What does Acts 18:1 mean?
Paul is in the last half of his second missionary voyage. He and Silas started by traveling through the province of Galatia in modern-day Asia Minor where he visited the churches he and Barnabas had planted. He also met his "child in the faith" (1 Timothy 1:2), Timothy, who joined the journey. In Troas, they met Luke, the author of the account of their adventures, and sailed west to Philippi in Macedonia. After Paul and Silas were beaten and imprisoned for a night, they and Timothy went south to Thessalonica where the new church managed to protect them from stronger persecution. The Bereans responded to Paul's message faithfully by investigating the Scriptures on their own, but the Thessalonian Jews arrived to drive the missionaries out. The Bereans sent Paul to Athens, alone (Acts 16:1–17:15)."After this" refers to Paul's encounter with Greek philosophers in Athens. Epicureans and Stoics found him preaching in the Agora, the Athenian marketplace. They forcibly invited him to the Areopagus so they could hear more clearly what he was teaching. A few of the audience believed. Most of them thought he was a "babbler": a philosopher who picks up bits and pieces of different beliefs in the Agora like a little bird that picks up seeds from the ground. They dismissed him, and he goes to Corinth.
Corinth is a major city west of Athens on the eastern shore of Achaia, the island-like land mass that attaches to southern Greece via an isthmus. It had a population of around 200,000, twenty times more than Athens. It was known for Aphrodite's temple with a thousand prostitutes and, understandably, pervasive sexual license. The city's reputation was so connected to sexual sin that the name "Corinth" was turned into the verb korinthiazomai, which means "to fornicate."
Paul doesn't plan on staying long—he wants to get back to the church in Thessalonica (1 Thessalonians 2:17–18), but though Satan keeps him from Thessalonica, God keeps him in Corinth for a year and a half (Acts 18:9–11). First, he meets Aquila and Priscilla and joins in their tentmaking business while spending Sabbaths in the synagogue showing how Jesus fulfills the prophecies of the Hebrew Scriptures. When Silas and Timothy finally join him, he dedicates more time to teaching (Acts 18:2–5).
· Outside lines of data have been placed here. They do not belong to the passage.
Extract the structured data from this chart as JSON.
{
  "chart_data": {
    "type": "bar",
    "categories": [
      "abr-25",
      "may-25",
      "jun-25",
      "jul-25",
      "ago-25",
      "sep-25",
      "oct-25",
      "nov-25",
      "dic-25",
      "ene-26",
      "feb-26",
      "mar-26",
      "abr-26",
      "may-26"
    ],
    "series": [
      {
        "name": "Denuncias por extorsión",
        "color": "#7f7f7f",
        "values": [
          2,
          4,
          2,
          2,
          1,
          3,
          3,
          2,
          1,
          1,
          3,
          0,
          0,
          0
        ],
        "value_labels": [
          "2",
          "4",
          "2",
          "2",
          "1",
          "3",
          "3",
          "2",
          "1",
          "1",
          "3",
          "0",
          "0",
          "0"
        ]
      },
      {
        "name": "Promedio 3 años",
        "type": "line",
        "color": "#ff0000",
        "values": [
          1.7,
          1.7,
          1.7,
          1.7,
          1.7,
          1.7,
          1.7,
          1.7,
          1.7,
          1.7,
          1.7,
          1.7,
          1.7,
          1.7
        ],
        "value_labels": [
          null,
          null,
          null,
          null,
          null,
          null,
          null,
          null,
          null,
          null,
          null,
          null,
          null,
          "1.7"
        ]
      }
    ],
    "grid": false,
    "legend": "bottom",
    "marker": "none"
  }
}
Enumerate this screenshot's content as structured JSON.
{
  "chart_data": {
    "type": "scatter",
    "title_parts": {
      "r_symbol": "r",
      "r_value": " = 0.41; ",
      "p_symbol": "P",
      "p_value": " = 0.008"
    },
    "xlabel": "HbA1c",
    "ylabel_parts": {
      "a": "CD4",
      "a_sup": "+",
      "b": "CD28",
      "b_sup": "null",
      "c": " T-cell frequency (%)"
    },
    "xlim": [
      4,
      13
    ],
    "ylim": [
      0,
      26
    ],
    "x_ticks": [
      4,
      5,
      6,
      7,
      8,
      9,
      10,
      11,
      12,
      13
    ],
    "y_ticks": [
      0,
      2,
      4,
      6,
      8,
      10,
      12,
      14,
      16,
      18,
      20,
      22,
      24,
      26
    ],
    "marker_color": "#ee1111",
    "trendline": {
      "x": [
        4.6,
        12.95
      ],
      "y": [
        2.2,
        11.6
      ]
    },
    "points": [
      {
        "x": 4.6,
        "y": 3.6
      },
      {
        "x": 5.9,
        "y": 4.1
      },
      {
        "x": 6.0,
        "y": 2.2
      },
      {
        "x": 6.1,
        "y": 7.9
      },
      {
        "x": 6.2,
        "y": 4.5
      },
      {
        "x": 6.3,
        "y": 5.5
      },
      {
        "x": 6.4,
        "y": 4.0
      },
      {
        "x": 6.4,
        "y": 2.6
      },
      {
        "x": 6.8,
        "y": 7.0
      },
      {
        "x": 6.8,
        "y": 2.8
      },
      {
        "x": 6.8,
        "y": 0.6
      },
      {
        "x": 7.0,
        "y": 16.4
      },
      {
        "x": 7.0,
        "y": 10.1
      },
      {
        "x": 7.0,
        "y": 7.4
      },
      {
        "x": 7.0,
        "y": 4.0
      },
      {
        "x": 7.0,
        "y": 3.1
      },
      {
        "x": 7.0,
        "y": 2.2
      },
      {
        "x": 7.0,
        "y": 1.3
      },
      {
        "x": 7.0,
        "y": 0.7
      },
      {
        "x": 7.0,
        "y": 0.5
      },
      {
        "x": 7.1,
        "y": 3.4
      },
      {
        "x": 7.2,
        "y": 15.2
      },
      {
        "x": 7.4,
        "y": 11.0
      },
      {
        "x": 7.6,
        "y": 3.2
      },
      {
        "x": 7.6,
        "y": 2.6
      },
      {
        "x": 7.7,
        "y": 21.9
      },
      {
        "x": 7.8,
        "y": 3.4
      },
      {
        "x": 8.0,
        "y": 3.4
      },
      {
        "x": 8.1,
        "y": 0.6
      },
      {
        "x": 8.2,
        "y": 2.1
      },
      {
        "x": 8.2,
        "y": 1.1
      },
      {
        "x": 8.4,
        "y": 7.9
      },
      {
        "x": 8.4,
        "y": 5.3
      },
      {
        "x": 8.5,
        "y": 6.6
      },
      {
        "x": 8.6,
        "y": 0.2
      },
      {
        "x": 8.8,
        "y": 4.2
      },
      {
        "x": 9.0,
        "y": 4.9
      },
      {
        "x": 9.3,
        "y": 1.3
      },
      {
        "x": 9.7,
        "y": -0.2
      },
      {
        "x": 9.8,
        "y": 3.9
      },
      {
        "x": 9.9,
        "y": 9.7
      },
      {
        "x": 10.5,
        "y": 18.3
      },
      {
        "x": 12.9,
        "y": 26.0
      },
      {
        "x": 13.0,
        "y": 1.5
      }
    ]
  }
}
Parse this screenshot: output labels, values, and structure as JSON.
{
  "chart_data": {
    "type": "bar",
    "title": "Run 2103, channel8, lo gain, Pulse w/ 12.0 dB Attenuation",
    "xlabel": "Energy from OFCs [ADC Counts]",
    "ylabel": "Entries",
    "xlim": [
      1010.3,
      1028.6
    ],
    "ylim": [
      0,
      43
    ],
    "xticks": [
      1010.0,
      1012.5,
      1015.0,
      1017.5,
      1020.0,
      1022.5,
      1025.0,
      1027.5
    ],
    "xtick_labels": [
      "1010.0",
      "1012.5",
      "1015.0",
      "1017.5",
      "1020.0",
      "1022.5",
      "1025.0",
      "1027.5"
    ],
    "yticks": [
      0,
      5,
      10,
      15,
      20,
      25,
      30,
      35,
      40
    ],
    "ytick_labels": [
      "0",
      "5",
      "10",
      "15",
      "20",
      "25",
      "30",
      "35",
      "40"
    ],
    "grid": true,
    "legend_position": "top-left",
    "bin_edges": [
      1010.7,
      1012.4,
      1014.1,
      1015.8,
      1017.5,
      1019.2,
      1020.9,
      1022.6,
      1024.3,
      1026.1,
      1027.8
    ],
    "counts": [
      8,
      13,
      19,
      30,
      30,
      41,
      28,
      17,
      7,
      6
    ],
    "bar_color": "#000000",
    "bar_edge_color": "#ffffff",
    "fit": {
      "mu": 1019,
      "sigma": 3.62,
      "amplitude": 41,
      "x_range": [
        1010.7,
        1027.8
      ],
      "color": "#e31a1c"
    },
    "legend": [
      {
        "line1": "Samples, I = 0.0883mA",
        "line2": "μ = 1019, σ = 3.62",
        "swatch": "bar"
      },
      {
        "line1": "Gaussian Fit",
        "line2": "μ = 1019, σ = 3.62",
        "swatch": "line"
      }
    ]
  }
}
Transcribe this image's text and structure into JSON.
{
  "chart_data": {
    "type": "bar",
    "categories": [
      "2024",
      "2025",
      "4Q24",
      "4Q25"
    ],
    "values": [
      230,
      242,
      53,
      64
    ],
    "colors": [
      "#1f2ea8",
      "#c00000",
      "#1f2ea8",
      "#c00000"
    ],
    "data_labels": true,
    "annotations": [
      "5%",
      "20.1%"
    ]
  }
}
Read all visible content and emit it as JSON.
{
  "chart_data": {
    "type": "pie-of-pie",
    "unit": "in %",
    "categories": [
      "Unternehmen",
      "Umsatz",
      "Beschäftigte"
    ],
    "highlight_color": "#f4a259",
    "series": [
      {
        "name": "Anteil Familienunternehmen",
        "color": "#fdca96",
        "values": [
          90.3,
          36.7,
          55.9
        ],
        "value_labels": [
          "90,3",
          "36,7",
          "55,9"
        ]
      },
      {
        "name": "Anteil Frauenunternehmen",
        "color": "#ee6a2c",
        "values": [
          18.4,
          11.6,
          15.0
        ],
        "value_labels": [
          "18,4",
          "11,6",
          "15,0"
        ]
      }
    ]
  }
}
In preserved Scripture, we have two letters Paul will later send to the Corinthians. Evidence suggests these are the second and fourth of four he wrote (1 Corinthians 5:9–11; 2 Corinthians 2:1–4). Paul will visit Corinth at least three times, including once after his house-arrest in Rome (2 Timothy 4:20). Paul's extended involvement is due, in large part, to the Corinthians' difficulty in living a life that honors Christ in such a sinful pagan environment. This turns out for our benefit as Paul's letters to the church there teach us about sexual immorality (1 Corinthians 6:19–20), divisions in the church (1 Corinthians 1:10–13), spiritual gifts (1 Corinthians 12:4–7), and false teachers (2 Corinthians 11:13), among other things.